There are articles everywhere talking about advances in genetic research, finding that single gene that is the culprit for obesity, for diabetes, for cancer, and so on. In a sense, these articles take extremely complex research publications and break them down into a mainstream, digestible format for general consumption. Even still, it really isn't as simple as it sounds.
I work in a Next-Generation Sequencing Core Facility, and our workflow generally follows these steps:
- Researchers contact us with an experiment, and we work out the details of their design and system requirements.
- Researchers send us extracted and purified DNA or RNA.
- We take these samples and perform quality control on them. The quality-control step allows us to quantify the sample and check for degradation.
- After QC, we create sample libraries, which are essentially prepared samples that are ready to go on a sequencing machine.
- Once the libraries are validated, we place them onto our sequencing machines, either the illumina HiSeq2000, Roche FLX454, or LifeTech Ion Torrent PGM.

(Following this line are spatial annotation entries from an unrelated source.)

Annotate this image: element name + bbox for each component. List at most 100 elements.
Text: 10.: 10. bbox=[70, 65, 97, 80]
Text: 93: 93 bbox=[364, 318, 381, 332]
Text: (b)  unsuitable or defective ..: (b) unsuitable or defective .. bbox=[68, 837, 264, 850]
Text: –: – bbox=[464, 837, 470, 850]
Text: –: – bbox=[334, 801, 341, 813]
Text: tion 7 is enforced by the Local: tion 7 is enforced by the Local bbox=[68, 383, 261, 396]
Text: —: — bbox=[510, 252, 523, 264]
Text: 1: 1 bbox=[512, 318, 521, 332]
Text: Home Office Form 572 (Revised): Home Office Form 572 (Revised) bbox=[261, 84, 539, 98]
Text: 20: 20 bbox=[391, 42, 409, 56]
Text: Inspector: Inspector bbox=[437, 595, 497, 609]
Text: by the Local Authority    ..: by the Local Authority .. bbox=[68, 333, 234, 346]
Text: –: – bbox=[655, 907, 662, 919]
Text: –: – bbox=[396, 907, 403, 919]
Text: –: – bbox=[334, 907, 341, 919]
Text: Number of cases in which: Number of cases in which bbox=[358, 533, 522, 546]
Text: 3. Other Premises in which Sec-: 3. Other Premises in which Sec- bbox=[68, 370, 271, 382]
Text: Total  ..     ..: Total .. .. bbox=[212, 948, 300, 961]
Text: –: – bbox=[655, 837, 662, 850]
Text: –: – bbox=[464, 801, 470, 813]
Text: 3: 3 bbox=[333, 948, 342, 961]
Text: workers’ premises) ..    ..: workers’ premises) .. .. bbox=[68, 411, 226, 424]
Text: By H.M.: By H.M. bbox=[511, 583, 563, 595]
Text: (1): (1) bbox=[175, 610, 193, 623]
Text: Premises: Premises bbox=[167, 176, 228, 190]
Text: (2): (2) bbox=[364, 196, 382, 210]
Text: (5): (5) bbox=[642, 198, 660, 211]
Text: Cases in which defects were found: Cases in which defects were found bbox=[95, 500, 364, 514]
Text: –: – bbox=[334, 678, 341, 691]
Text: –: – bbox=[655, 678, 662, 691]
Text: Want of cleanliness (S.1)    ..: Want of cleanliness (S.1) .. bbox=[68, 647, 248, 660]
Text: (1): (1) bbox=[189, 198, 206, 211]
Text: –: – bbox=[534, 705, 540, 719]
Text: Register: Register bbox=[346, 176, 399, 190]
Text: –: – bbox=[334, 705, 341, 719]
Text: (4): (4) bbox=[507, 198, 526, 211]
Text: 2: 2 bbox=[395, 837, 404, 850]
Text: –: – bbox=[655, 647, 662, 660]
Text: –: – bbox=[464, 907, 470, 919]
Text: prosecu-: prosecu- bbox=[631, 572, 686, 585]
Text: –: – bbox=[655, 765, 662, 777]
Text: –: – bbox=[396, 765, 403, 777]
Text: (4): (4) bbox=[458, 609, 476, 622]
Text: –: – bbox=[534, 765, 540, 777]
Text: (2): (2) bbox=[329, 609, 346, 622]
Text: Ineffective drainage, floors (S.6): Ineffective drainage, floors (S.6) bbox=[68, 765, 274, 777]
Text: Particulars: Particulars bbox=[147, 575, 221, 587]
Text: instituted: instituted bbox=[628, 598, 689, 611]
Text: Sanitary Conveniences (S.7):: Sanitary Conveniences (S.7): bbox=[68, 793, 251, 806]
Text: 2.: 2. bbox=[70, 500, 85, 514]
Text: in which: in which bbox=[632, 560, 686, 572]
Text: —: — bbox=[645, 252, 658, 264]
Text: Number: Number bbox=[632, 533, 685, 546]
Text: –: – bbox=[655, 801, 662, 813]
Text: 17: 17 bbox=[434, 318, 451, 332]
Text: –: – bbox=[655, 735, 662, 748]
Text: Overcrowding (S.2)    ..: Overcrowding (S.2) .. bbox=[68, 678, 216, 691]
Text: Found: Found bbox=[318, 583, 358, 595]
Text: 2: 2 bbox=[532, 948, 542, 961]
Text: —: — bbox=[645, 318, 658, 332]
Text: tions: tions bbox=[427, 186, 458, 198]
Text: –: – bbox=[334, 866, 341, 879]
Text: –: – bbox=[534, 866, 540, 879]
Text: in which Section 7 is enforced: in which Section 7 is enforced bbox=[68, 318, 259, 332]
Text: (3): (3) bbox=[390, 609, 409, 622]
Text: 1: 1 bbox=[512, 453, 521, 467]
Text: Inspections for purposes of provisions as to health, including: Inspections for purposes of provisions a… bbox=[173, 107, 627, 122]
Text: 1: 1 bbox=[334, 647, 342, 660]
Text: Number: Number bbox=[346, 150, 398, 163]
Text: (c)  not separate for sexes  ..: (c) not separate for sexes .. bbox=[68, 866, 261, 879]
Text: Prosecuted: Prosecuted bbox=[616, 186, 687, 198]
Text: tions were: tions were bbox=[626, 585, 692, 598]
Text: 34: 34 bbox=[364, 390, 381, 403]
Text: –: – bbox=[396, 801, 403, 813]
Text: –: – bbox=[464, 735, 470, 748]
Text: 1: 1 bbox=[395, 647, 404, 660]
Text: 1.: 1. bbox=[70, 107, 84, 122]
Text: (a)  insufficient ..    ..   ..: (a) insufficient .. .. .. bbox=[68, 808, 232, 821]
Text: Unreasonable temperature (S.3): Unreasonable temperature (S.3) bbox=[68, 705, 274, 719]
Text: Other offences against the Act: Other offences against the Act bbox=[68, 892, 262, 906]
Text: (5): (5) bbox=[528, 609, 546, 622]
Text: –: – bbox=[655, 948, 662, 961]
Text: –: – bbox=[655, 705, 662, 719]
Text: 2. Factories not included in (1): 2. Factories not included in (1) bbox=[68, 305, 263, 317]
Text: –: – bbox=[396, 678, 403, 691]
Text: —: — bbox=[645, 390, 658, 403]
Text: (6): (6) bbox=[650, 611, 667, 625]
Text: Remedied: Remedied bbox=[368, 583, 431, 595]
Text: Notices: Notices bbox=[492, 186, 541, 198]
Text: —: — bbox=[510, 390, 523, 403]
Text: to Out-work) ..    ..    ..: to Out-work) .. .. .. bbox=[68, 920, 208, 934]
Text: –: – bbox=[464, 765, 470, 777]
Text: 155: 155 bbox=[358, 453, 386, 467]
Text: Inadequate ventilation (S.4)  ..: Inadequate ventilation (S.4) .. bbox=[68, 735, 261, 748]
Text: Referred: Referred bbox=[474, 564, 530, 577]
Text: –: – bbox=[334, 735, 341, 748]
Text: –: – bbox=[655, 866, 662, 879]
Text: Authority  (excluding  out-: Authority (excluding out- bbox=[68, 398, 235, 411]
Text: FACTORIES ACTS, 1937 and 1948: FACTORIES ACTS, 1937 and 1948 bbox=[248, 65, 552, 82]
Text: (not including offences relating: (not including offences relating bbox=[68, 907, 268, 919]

- After the machines do their thing, a massive amount of data is pushed down to our main computers. This is where I take over from our lab technicians.
- The data are initially processed and transformed from company-specific formats to industry-standard formats. Generally this is into FASTQ format.

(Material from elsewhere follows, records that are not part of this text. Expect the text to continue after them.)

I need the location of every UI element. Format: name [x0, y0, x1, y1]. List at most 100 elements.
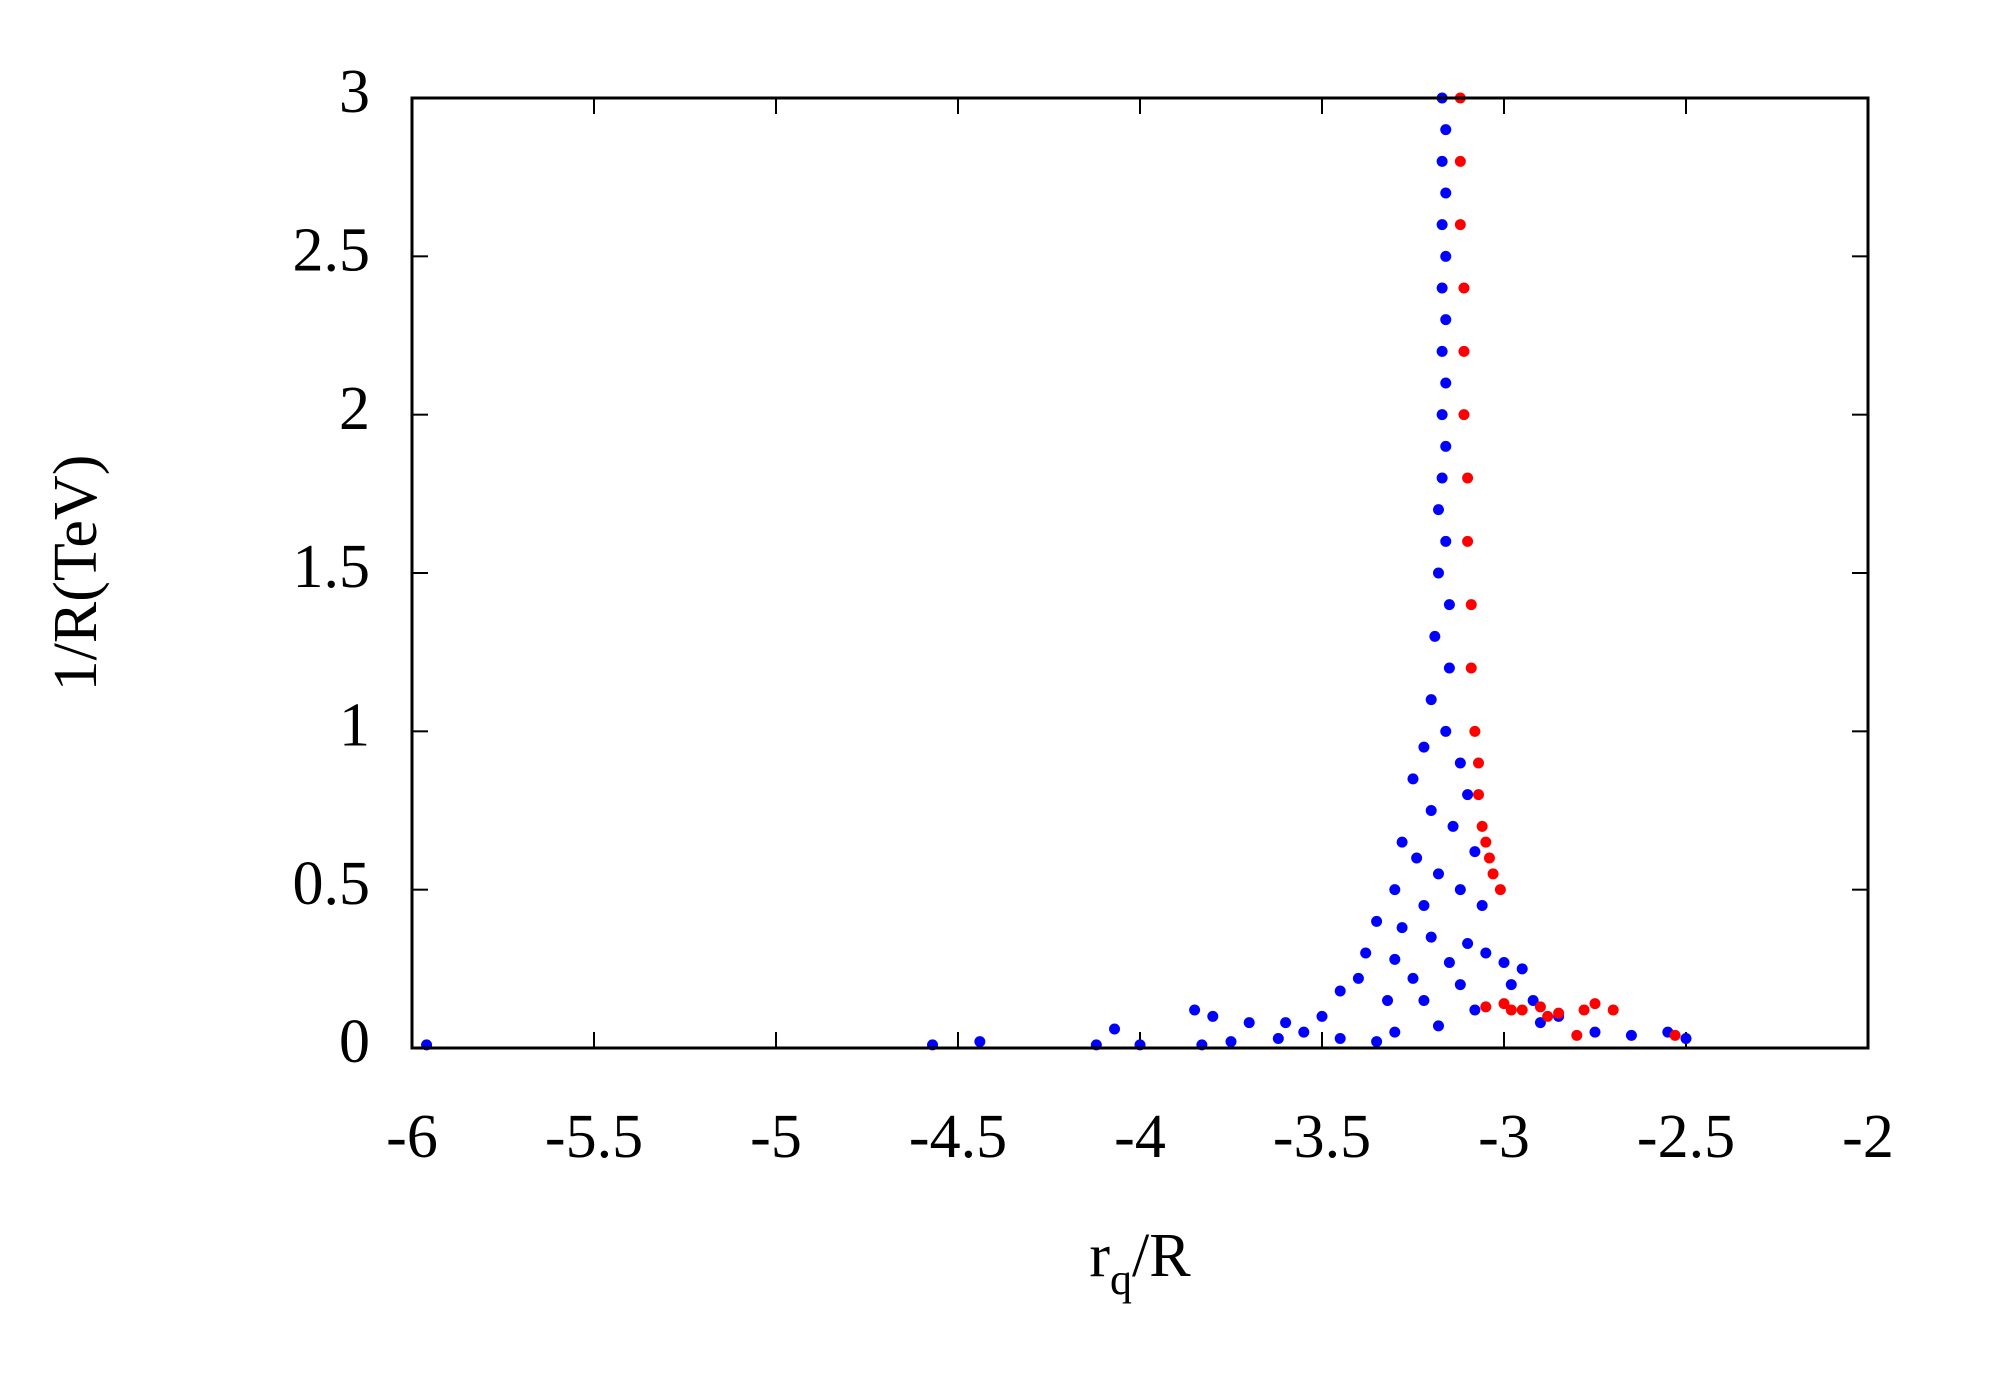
point	[1487, 868, 1499, 880]
point	[1425, 694, 1437, 706]
x-tick-label: -2.5	[1637, 1103, 1735, 1171]
point	[1425, 931, 1437, 943]
point	[1505, 1004, 1517, 1016]
point	[1607, 1004, 1619, 1016]
point	[1272, 1033, 1284, 1044]
point	[1458, 409, 1470, 421]
point	[1589, 1026, 1601, 1038]
point	[1418, 900, 1430, 911]
point	[1440, 314, 1452, 326]
x-axis-label-sub: q	[1110, 1255, 1132, 1304]
point	[1480, 836, 1492, 848]
point	[1432, 1020, 1444, 1032]
x-tick-label: -3.5	[1273, 1103, 1371, 1171]
point	[1436, 155, 1448, 167]
point	[1462, 472, 1474, 484]
point	[1440, 535, 1452, 547]
point	[1436, 345, 1448, 357]
point	[1443, 599, 1455, 611]
x-axis-label: rq/R	[1089, 1222, 1191, 1304]
point	[1571, 1029, 1583, 1041]
point	[1465, 662, 1477, 674]
y-tick-label: 1.5	[293, 533, 371, 601]
point	[1480, 947, 1492, 959]
point	[1440, 250, 1452, 262]
point	[1371, 915, 1383, 927]
point	[1440, 440, 1452, 452]
x-axis-label-part: r	[1089, 1222, 1110, 1290]
point	[1280, 1017, 1292, 1029]
point	[1382, 995, 1394, 1006]
point	[1454, 884, 1466, 896]
point	[1207, 1010, 1219, 1022]
point	[1458, 345, 1470, 357]
point	[1389, 1026, 1401, 1038]
point	[1476, 900, 1488, 911]
point	[1462, 789, 1474, 801]
y-tick-label: 0.5	[293, 850, 371, 918]
point	[1462, 535, 1474, 547]
point	[1669, 1029, 1681, 1041]
point	[1436, 472, 1448, 484]
point	[1578, 1004, 1590, 1016]
point	[1407, 972, 1419, 984]
point	[1443, 662, 1455, 674]
point	[1494, 884, 1506, 896]
point	[1534, 1017, 1546, 1029]
point	[1447, 820, 1459, 832]
point	[1680, 1033, 1692, 1044]
point	[1469, 725, 1481, 737]
point	[1389, 884, 1401, 896]
point	[1411, 852, 1423, 864]
point	[1352, 972, 1364, 984]
y-tick-label: 3	[339, 58, 370, 126]
point	[1469, 846, 1481, 858]
x-tick-label: -2	[1842, 1103, 1894, 1171]
x-tick-label: -4	[1114, 1103, 1166, 1171]
point	[1454, 979, 1466, 991]
point	[1542, 1010, 1554, 1022]
point	[1465, 599, 1477, 611]
point	[1436, 282, 1448, 294]
point	[1480, 1001, 1492, 1013]
point	[1476, 820, 1488, 832]
point	[1454, 219, 1466, 231]
point	[1473, 757, 1485, 769]
x-tick-label: -6	[386, 1103, 438, 1171]
x-tick-label: -5.5	[545, 1103, 643, 1171]
point	[1498, 957, 1510, 968]
point	[1498, 998, 1510, 1010]
point	[1534, 1001, 1546, 1013]
point	[1505, 979, 1517, 991]
point	[1440, 725, 1452, 737]
point	[1454, 757, 1466, 769]
point	[1432, 567, 1444, 579]
point	[1407, 773, 1419, 785]
y-tick-label: 2.5	[293, 217, 371, 285]
x-tick-label: -3	[1478, 1103, 1530, 1171]
point	[1429, 630, 1441, 642]
point	[1371, 1036, 1383, 1048]
point	[1109, 1023, 1121, 1035]
point	[1436, 219, 1448, 231]
point	[1425, 805, 1437, 816]
point	[1436, 409, 1448, 421]
point	[1189, 1004, 1201, 1016]
plot-frame	[410, 96, 1870, 1050]
point	[1462, 938, 1474, 949]
y-axis-label: 1/R(TeV)	[42, 455, 110, 692]
point	[1440, 377, 1452, 389]
point	[1516, 963, 1528, 975]
point	[1454, 155, 1466, 167]
x-axis-label-part: /R	[1132, 1222, 1191, 1290]
point	[1316, 1010, 1328, 1022]
point	[1589, 998, 1601, 1010]
point	[1516, 1004, 1528, 1016]
point	[1389, 953, 1401, 965]
y-tick-label: 1	[339, 692, 370, 760]
point	[1553, 1007, 1565, 1019]
point	[1440, 187, 1452, 199]
point	[974, 1036, 986, 1048]
x-tick-label: -4.5	[909, 1103, 1007, 1171]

- Once data are in this format, they are placed onto a download server and made available to researchers.
So now that you have a brief overview of the workflow, it is probably a pretty vague concept still. Most of you probably understand what DNA and RNA is: our fundamental genetic code that makes us who we are. . . .

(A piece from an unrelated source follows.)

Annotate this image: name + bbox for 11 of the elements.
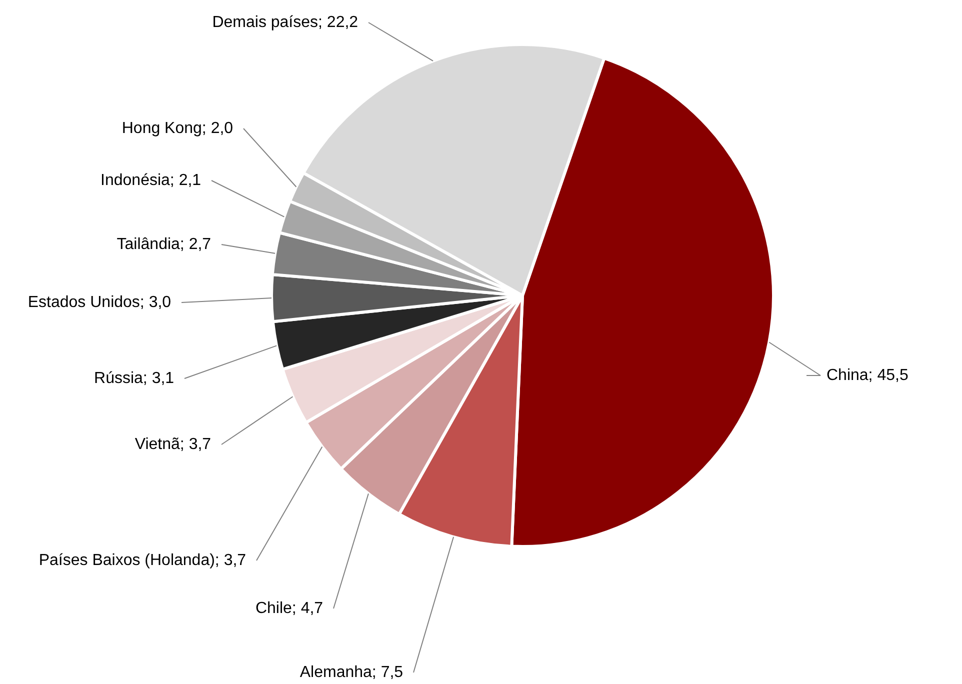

So what does sequencing do? Essentially, we take a person's genetic material and determine its actual code. We figure out the A-C-G-T order that makes us who we are. We generate billions and billions of these letters, in a seemingly random order. The trick to all of this is figuring out what it means. In order to do this, I can take the ACGTACGT information and "map" it back to a reference file. Think of it like having the last name "Bard." You open up your phone's contact list and scan first for the letter B and then A . . . eventually you will find a matching location. However, there are small problems. In my family there are many Bards. My parents, my siblings, my relatives, even completely unrelated people. By sequencing more information, we are able to increase the uniqueness of that information. Currently we are able to sequence fifty to one hundred letters on one machine, and several hundred on another. This gives us a greater ability to look up where the sequence comes from. "BardJonathanE" would produce many fewer results than simply "Bard."